Kalia Vandana, Pundir Chandra S
Biochemistry Research Laboratory, Department of BioSciences, Maharshi Dayanand University, Rohtak 124001, Haryana, India.
Indian J Biochem Biophys. 2004 Dec;41(6):326-8.
A method for determination of serum triglycerides (Tgs) using lipase, glycerol kinase, glycerol-3-phosphate oxidase and peroxidase co-immobilized onto alkylamine glass beads (pore diameter 55 nm) through glutaraldehyde coupling was developed and evaluated. The minimum detection limit of the method was 0.54 mM. The analytical recovery of added triolein in the serum was 97.55 +/- 1.5% (mean +/- S.D.). The mean value of serum Tgs, determined by the present method showed a good correlation (r = 0.984) with the Bayer's kit method, employing free enzymes. The within and between batch coefficients of variation (CV) were < 2.25% and < 1.35% respectively. No significant loss of activity was observed, when co-immobilized enzymes were reused for about 200 times and stored at 4 degrees C in distilled water. The cost of Tg determination for 200 serum samples was less, as compared with Bayer's kit method.
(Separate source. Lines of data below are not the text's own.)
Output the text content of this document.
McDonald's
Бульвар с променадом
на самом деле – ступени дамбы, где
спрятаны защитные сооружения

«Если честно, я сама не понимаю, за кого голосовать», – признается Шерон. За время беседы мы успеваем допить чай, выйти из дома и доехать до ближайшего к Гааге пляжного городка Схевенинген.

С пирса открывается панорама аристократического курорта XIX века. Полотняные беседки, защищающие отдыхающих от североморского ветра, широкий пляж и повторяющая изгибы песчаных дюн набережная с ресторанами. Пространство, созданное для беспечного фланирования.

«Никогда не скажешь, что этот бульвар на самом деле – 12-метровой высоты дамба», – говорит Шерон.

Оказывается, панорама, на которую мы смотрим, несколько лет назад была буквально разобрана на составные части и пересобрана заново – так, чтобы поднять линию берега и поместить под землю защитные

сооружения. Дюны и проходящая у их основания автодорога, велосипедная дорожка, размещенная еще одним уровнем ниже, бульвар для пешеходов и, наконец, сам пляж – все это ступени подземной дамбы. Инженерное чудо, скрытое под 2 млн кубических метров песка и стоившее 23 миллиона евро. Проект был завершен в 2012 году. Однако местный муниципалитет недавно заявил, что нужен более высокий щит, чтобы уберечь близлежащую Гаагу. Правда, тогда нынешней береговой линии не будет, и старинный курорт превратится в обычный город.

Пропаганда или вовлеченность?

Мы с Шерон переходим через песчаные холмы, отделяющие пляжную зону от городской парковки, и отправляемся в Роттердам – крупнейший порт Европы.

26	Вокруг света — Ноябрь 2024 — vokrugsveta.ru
开发并评估了一种通过戊二醛偶联将脂肪酶、甘油激酶、甘油-3-磷酸氧化酶和过氧化物酶共固定在烷基胺玻璃珠(孔径55nm)上以测定血清甘油三酯(Tg)的方法。该方法的最低检测限为0.54mM。血清中添加的三油精的分析回收率为97.55±1.5%(平均值±标准差)。用本方法测定的血清Tg平均值与采用游离酶的拜耳试剂盒方法具有良好的相关性(r=0.984)。批内和批间变异系数(CV)分别<2.25%和<1.35%。当共固定化酶重复使用约200次并在4℃下于蒸馏水中储存时,未观察到明显的活性损失。与拜耳试剂盒方法相比,测定200份血清样本的Tg成本更低。